Concrètement, le gouvernement ne se limite plus à encourager les investisseurs locaux et étrangers à participer au financement des projets publics au Cameroun via les appels de fonds sur le marché des titres publics de la BEAC et le marché financier sous-régional. Il cherche aussi à promouvoir l’investissement public à l’échelle de l’ensemble de la zone Cemac, en s’appuyant sur ces deux marchés de capitaux.

Rôle déjà dominant des investisseurs camerounais

Selon un cadre de la direction générale des Impôts du ministère des Finances, cette réforme s’inscrit dans une logique d’intégration sous-régionale, car elle « harmonise le traitement des obligations publiques dans la région, tout en favorisant l’investissement croisé et la fluidité du marché financier de la Cemac ».
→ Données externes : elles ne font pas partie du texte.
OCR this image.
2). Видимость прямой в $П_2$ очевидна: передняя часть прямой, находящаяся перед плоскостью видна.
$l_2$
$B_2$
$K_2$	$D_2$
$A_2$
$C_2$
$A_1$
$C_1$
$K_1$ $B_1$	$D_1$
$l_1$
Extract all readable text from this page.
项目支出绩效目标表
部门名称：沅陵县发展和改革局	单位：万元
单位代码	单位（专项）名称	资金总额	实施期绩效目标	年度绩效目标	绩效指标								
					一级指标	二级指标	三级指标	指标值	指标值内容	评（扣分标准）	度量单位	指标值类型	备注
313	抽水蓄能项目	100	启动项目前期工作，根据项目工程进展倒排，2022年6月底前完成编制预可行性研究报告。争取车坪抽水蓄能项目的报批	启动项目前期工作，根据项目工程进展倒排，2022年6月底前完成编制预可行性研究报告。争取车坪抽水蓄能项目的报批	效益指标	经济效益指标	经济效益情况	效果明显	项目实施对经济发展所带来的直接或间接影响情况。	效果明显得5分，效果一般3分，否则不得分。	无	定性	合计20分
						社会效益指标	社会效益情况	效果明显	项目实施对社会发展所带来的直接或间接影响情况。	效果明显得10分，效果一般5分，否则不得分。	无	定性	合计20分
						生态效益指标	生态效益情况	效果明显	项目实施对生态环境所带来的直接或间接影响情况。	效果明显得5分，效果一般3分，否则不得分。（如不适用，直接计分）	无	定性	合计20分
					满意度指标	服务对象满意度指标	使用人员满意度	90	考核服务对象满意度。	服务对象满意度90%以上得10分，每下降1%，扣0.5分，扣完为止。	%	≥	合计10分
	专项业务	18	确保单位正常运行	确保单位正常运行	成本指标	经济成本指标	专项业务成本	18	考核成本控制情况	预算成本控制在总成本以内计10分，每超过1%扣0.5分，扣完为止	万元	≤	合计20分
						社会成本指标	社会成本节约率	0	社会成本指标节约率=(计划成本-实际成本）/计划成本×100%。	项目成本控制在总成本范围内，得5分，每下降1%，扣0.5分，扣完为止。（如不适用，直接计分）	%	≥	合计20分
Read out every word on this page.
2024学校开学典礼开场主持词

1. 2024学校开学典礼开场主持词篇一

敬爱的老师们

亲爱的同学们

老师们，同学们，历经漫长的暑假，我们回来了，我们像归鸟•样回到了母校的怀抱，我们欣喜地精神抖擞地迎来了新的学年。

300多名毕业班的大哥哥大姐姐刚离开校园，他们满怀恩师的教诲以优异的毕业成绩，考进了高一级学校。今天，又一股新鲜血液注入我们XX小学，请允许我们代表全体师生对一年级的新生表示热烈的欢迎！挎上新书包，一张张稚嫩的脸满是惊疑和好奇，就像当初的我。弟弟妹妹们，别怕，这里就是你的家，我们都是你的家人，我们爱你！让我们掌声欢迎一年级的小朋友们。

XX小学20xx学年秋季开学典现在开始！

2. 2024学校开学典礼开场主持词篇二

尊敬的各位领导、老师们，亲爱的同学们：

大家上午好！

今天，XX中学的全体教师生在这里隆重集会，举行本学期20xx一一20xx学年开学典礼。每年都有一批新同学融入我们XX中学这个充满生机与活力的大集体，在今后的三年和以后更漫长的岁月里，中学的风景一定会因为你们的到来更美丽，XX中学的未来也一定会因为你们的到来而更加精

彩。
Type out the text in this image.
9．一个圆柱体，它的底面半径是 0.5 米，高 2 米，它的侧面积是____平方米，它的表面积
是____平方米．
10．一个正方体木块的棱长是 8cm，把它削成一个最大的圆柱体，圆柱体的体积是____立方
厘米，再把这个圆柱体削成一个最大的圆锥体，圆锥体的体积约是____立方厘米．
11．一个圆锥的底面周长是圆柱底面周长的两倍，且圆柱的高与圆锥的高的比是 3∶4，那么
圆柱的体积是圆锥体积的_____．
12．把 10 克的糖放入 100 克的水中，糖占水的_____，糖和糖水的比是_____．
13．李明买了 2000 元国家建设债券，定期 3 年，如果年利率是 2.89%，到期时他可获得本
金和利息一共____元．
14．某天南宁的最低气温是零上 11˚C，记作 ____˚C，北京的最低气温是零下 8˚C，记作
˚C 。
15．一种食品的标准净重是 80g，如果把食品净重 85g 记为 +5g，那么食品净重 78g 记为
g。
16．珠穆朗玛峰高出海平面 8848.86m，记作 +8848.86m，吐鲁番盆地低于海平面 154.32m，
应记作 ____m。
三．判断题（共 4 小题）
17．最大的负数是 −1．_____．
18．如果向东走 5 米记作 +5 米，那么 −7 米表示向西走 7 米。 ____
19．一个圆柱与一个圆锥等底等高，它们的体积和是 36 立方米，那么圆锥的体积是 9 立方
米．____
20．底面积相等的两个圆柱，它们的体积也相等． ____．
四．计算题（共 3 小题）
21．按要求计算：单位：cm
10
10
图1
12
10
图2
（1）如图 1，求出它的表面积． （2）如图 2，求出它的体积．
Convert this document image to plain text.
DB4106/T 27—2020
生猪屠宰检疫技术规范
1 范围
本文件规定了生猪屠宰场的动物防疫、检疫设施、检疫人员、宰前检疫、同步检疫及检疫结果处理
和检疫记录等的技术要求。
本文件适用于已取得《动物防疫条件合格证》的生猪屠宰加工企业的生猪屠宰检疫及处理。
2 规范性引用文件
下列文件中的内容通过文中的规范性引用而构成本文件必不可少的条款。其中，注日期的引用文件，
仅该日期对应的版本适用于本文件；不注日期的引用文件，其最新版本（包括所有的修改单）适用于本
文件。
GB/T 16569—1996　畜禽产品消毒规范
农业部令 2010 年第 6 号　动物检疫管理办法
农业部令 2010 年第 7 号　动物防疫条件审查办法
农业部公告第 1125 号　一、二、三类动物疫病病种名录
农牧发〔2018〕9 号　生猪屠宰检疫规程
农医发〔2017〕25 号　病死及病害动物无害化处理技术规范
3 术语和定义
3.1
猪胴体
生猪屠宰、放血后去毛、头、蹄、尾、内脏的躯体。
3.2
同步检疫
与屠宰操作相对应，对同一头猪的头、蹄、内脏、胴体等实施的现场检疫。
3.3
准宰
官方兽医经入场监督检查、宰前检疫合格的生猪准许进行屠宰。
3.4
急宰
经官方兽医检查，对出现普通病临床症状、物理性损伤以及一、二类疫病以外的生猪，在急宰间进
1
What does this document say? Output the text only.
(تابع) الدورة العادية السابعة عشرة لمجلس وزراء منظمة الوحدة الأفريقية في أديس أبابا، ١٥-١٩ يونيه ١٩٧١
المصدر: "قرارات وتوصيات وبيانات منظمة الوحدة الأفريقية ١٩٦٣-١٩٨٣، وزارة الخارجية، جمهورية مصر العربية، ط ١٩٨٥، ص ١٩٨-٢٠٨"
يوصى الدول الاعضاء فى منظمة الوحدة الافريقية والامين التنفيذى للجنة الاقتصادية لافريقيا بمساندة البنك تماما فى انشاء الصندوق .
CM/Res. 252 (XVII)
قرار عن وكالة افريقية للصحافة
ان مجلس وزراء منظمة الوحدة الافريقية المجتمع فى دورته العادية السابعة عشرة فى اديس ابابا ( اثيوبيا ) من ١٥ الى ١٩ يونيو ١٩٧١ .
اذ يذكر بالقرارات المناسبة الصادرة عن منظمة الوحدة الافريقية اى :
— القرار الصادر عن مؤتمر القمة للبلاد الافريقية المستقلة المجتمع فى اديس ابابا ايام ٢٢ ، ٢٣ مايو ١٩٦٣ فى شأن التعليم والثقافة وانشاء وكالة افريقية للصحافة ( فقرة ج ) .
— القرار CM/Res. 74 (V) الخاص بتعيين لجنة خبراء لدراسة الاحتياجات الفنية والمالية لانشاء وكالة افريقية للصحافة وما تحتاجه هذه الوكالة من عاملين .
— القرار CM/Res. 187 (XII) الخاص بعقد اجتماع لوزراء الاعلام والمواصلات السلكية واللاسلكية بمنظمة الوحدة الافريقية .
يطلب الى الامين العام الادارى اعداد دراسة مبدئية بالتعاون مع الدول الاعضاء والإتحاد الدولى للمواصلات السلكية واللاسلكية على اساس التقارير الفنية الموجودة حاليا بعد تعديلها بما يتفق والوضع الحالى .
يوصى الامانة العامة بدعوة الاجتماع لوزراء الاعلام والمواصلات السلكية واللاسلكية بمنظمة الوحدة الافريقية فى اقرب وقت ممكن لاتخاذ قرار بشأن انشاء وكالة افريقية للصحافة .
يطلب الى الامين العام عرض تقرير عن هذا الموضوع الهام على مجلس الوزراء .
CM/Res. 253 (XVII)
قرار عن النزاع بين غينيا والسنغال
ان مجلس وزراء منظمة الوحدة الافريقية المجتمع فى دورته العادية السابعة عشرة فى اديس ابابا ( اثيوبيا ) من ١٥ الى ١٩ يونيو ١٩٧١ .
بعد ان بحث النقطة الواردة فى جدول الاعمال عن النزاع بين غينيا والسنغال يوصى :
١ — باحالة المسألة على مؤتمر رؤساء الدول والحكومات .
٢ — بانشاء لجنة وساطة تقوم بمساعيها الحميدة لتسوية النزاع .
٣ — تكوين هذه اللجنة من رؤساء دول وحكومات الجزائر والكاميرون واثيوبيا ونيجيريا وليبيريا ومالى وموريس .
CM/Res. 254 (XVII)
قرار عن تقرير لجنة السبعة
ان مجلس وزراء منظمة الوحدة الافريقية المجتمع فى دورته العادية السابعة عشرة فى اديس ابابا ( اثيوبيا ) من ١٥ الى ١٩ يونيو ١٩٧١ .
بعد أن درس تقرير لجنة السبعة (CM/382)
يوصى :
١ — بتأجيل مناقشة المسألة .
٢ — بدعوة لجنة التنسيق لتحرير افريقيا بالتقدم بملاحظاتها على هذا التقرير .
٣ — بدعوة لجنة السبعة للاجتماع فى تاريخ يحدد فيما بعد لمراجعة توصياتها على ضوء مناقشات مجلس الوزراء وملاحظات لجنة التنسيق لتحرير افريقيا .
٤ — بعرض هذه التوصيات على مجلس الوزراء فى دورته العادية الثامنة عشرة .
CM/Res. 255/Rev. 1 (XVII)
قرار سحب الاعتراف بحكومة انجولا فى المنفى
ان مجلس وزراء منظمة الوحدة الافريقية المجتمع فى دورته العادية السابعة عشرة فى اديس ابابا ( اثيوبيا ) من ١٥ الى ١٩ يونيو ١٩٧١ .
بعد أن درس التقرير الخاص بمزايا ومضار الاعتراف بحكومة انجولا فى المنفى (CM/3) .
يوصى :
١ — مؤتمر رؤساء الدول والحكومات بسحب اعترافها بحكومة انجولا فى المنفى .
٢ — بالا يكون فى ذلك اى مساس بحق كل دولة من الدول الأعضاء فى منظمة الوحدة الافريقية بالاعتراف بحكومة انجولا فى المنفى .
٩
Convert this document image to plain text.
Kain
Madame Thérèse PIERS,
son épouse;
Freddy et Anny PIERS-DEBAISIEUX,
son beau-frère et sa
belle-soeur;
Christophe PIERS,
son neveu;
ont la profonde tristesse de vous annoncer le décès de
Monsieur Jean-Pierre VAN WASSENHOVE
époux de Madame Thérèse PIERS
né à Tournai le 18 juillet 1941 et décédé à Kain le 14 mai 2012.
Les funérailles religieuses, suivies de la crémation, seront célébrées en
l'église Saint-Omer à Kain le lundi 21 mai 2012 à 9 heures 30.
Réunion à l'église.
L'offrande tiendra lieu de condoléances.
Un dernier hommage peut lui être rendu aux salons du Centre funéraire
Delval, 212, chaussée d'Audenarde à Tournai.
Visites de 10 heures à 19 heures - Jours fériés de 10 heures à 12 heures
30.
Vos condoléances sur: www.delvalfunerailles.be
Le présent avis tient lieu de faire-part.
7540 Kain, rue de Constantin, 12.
L’extension de l’exonération de l’IRCM aux profits réalisés sur les titres publics des autres pays de la Cemac devrait renforcer davantage le rôle prépondérant déjà joué par les investisseurs camerounais sur le marché sous-régional. À fin février 2025, ces derniers détenaient plus de 50 % de la dette globale contractée par les États de la Cemac sur le marché sous-régional, selon les données de la banque centrale.

Au-delà des valeurs du Trésor camerounais, déjà très prisées, la réforme de l’IRCM sur les obligations régionales devrait accroître l’attrait des titres des autres pays de la Cemac auprès des investisseurs installés au Cameroun. Un facteur susceptible de dynamiser un marché sous-régional de plus en plus sollicité par les États, qu’il s’agisse de besoins de trésorerie ou du financement de projets d’investissement.